Friday, October 7, 2011

Obsess Much?

Just this morning I was talking with Matt and giving him the run down on how my mornings work. In a few days I am going to have to hand over the reigns to my hubby, completely, and I can only think about all the little things I feel he needs to know. I think of running this house and our family as my job, a job I am blessed to have, but still my job. So, since Matt is not home as much, he should be in training as he would be with any job. It was only 8:15 and I had already made our bed and our boys' beds. I had also started folding laundry. I was pointing out to Matt that I don't have the luxury of staying in bed until 9 or 9:30 just because I don't work outside of the home. It's not that Matt doesn't think I work hard, that is not the issue. I know my husband feels I work just as hard as he does, I am only trying to prepare him for what it is like to stay at home full time, and also have a patient to take care of.
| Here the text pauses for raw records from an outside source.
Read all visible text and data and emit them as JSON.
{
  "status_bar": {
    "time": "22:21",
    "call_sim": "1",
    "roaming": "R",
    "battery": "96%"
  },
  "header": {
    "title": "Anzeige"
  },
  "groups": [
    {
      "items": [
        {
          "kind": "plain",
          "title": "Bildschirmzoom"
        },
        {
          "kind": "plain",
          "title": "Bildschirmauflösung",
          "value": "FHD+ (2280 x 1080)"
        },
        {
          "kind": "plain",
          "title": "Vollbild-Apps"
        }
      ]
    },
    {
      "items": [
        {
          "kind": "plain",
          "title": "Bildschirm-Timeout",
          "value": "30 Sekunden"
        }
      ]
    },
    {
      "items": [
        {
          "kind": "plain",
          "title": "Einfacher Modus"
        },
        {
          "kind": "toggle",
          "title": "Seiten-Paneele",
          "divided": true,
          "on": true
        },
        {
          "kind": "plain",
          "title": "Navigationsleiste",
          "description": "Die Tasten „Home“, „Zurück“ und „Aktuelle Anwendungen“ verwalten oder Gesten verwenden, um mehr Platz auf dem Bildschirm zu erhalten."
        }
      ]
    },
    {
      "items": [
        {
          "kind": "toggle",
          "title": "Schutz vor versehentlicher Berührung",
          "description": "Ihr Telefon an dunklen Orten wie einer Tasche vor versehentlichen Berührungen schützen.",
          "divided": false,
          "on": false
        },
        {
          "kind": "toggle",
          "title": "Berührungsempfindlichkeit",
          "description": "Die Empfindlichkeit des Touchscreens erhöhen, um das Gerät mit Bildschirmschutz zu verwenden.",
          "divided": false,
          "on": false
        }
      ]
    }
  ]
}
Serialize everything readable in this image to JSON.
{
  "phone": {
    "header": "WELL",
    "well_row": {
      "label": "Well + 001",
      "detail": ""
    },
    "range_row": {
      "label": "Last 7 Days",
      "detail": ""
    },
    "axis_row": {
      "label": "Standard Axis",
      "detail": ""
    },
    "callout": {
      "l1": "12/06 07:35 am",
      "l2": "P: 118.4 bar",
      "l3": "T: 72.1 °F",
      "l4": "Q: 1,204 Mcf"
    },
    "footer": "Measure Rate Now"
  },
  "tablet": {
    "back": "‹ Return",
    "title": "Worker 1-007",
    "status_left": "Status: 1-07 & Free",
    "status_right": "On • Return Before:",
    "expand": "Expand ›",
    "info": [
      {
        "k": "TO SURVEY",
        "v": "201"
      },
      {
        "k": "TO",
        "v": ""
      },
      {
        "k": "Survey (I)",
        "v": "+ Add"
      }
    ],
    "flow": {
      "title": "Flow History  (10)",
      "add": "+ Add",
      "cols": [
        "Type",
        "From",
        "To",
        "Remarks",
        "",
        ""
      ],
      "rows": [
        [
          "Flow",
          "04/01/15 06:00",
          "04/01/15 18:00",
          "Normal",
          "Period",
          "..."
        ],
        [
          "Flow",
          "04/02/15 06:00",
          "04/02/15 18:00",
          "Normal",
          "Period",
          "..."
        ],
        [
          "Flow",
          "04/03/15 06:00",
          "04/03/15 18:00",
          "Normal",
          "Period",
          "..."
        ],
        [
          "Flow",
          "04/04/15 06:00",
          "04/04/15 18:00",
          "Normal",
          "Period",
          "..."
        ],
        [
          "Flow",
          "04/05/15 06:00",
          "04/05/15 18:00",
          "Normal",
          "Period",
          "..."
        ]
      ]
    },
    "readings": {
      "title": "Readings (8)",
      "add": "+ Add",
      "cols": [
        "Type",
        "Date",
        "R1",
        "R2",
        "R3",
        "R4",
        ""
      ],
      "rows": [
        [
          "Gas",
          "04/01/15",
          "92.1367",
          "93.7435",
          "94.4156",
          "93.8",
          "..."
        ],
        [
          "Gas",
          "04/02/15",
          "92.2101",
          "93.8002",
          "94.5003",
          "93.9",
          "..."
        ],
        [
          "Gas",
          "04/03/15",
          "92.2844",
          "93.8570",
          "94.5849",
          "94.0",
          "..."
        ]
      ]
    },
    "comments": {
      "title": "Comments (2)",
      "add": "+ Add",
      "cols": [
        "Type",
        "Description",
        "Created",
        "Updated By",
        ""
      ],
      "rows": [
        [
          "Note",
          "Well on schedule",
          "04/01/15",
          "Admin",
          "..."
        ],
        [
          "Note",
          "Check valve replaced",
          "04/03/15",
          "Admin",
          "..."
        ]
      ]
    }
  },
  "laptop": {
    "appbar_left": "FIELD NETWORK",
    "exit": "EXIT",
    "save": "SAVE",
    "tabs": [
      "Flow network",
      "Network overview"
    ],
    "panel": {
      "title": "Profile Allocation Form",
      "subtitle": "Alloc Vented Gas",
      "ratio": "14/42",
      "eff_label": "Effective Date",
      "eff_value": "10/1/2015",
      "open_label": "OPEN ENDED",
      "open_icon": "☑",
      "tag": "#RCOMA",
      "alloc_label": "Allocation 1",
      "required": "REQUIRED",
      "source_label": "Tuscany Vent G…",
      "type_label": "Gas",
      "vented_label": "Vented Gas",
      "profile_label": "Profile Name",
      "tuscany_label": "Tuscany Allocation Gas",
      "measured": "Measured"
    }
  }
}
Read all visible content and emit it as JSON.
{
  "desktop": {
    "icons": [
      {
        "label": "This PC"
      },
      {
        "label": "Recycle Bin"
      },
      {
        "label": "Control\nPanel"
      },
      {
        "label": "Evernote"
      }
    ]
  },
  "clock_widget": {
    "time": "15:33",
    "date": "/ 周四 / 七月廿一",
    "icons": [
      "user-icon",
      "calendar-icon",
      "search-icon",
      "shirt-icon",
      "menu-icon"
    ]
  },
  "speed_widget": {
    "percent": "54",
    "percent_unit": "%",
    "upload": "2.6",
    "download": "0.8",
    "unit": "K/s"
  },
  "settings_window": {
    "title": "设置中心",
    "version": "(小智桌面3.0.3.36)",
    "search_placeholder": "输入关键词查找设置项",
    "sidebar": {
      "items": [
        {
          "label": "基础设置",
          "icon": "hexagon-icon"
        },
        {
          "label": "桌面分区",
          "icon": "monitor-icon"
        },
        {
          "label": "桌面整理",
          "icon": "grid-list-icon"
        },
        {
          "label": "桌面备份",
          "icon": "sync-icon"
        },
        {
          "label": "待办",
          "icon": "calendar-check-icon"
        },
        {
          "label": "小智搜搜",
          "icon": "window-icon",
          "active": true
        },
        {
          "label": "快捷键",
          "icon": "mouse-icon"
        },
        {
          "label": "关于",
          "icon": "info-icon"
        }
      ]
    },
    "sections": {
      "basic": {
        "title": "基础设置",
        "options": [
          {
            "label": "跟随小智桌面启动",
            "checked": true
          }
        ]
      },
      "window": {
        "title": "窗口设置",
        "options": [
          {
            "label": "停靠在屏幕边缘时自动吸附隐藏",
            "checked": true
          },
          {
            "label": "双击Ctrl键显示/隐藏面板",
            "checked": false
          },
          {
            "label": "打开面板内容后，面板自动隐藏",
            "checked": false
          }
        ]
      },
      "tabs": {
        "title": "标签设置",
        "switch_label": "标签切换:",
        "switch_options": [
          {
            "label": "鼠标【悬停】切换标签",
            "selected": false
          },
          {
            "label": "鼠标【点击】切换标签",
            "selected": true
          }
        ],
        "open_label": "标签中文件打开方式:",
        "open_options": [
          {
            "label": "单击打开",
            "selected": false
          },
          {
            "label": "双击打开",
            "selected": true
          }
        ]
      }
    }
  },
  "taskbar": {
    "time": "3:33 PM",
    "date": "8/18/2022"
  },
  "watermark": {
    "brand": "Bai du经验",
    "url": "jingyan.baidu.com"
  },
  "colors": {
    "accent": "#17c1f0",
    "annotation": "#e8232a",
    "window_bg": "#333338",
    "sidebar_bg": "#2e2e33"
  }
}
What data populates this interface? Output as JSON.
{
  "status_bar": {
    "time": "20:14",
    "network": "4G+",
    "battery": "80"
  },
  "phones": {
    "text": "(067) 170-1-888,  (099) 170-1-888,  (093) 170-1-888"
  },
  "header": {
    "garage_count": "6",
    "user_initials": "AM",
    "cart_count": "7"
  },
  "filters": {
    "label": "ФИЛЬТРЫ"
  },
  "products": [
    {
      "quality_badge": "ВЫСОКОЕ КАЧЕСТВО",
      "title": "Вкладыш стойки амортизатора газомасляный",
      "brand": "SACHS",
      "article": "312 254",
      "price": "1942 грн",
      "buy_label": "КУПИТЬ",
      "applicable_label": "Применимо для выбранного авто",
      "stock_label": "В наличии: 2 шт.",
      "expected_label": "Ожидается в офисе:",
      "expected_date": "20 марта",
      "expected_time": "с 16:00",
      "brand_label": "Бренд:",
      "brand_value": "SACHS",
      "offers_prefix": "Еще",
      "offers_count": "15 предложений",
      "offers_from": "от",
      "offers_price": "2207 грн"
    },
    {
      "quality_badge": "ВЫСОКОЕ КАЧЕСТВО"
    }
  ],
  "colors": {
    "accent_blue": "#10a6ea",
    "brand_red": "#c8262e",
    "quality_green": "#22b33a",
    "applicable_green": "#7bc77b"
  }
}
I guess I think he forgets about all the little intricacies that go on at home aside from dishes and laundry. Yes, he can clearly see when the floor needs to be swept and when the laundry basket is full. But there is SO much more! Planning dinner menus for one, that can take me an entire afternoon just thinking of what to cook. Not to mention my grocery lists. Picking up children from school is not that complicated, but when they get home there is more to do than have a snack. Homework, cleaning bedrooms, signing folders, listening to them talk about their day--which for Alexys can take a while. When I was talking to my mom about my concerns, she basically told me I was being irrational and do have more faith in my husband. "He is a big boy." she said. I agree with her 100% my inability to let go of the control is the biggest part of this issue. I like things done in a particular manner and having someone do my jobs differently is hard to watch. I guess I will take advice from my boys, "daddy can do it!", and try to relax a little!